The brief, in plain terms: build a brand that helps a buyer understand the problem in the first thirty seconds, makes the case for why it matters now, and earns enough credibility to convert a free trial. All while teaching the category as it goes.

The approach

How the work got done.

The brand had to lead with clarity, not personality. A category-creating SaaS product can't afford to be quirky. Buyers needed to feel like they were looking at infrastructure, not a startup pitch deck. The identity leaned into a confident, technical register. A sharp wordmark, restrained colour system anchored on a single distinctive green, typography that read as analytical rather than decorative.
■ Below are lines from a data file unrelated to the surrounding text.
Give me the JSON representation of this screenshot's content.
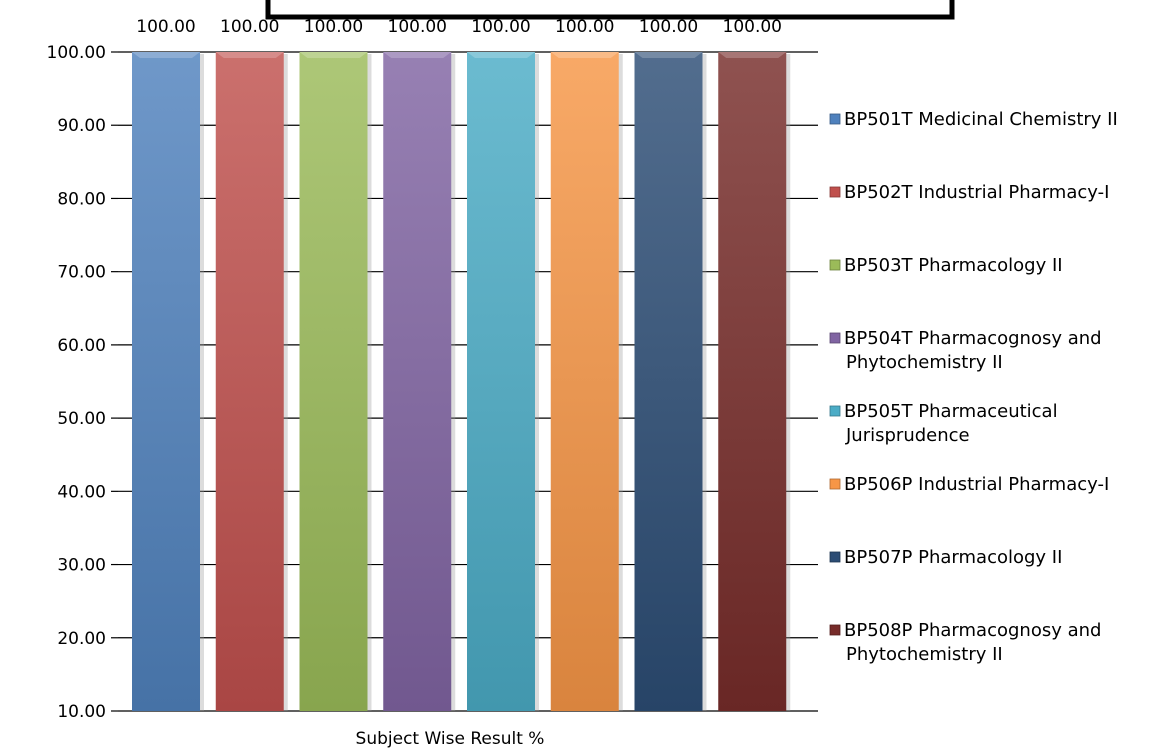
{
  "chart_data": {
    "type": "bar",
    "categories": [
      "Subject Wise Result %"
    ],
    "xlabel": "Subject Wise Result %",
    "ylabel": "",
    "ylim": [
      10,
      100
    ],
    "yticks": [
      "10.00",
      "20.00",
      "30.00",
      "40.00",
      "50.00",
      "60.00",
      "70.00",
      "80.00",
      "90.00",
      "100.00"
    ],
    "grid": "horizontal",
    "legend_position": "right",
    "series": [
      {
        "name": "BP501T Medicinal Chemistry II",
        "values": [
          100.0
        ],
        "label": "100.00",
        "color": "#4F81BD"
      },
      {
        "name": "BP502T Industrial Pharmacy-I",
        "values": [
          100.0
        ],
        "label": "100.00",
        "color": "#C0504D"
      },
      {
        "name": "BP503T Pharmacology II",
        "values": [
          100.0
        ],
        "label": "100.00",
        "color": "#9BBB59"
      },
      {
        "name": "BP504T Pharmacognosy and Phytochemistry II",
        "values": [
          100.0
        ],
        "label": "100.00",
        "color": "#8064A2"
      },
      {
        "name": "BP505T Pharmaceutical Jurisprudence",
        "values": [
          100.0
        ],
        "label": "100.00",
        "color": "#4BACC6"
      },
      {
        "name": "BP506P Industrial Pharmacy-I",
        "values": [
          100.0
        ],
        "label": "100.00",
        "color": "#F79646"
      },
      {
        "name": "BP507P Pharmacology II",
        "values": [
          100.0
        ],
        "label": "100.00",
        "color": "#2C4D75"
      },
      {
        "name": "BP508P Pharmacognosy and Phytochemistry II",
        "values": [
          100.0
        ],
        "label": "100.00",
        "color": "#772C2A"
      }
    ]
  }
}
The brand looks like something serious because the buyer has to take it seriously before they'll take the category seriously.

The website had to argue the case before it sold the product. Most SaaS sites lead with features. Linksii couldn't, because features mean nothing until the buyer agrees the underlying problem is real. The homepage was structured as an argument. AI is becoming the front door. Your brand is probably invisible in those answers. Here's how the platform measures it, and here's what to do about it. Features come last. The argument comes first.

The research output was treated as a category-defining artefact in its own right. The State of AI Search Visibility 2026 (200 brands, 268 queries, 7,278 citations across four AI platforms) was conceived not just as a content asset but as the document that would do the educational work no marketing page could do alone. It was designed with the same craft as the product itself. Editorial typography, structural rigour, a clear narrative arc through ten findings. The report doesn't read as a content marketing piece. It reads as primary research.

The comparison and alternatives surface had to be aggressive. Linksii sits in a category where buyers will inevitably compare it against Profound, AthenaHQ, Peec.ai, Semrush, Ahrefs. Rather than hide from those comparisons, the studio designed a full comparison page system. One per competitor, surfacing real differences. That structure does double duty. It captures comparison-intent search traffic, and it signals confidence. A brand that's afraid of side-by-side comparisons doesn't build them into the site.

Selected work

  • Linksii mockup 1
  • Linksii mockup 2
  • Linksii mockup 3
  • Linksii mockup 4
  • Linksii mockup 5
  • Linksii mockup 6
  • Linksii mockup 7
  • Linksii mockup 8
  • Linksii mockup 9
  • Linksii mockup 10

Outcomes

What changed.

Linksii launched into a category that's still being defined. Within the first weeks of launch:

The deeper outcome is that the brand carries weight beyond its size. Linksii is small. The brand reads bigger. That gap is what category-creating brand work is supposed to do.

  • The State of AI Search Visibility 2026 was downloaded across the SaaS, agency and marketing communities, and is now used as a primary reference document in industry conversations about AI search
  • Comparison pages began ranking for direct competitor queries within the first weeks of indexing
  • The free AI Visibility Checker generated qualified inbound from brands across multiple sectors
  • Linksii is positioned as one of a small handful of named players in the AI search visibility category, alongside Profound, AthenaHQ, Peec.ai and Brandlight, having entered the conversation with no prior category footprint

Reflection

What this project means.

Linksii is the project where the studio's thinking about AI visibility stopped being a hypothesis and started being a measurement system. Building the platform meant building the data layer that informs every other piece of work the studio does.

It also taught the studio something about how to brand category-creating products. The temptation in this kind of work is to make the brand louder, to lean on personality, novelty, emotional appeal, because the category isn't doing the work for you. The lesson from Linksii was the opposite. In a category buyers don't yet understand, restraint and clarity build more trust than personality. The brand that sounds the most certain wins.

That principle now sits in the studio's approach to every project. Especially the ones where the buyer doesn't quite know what they need yet.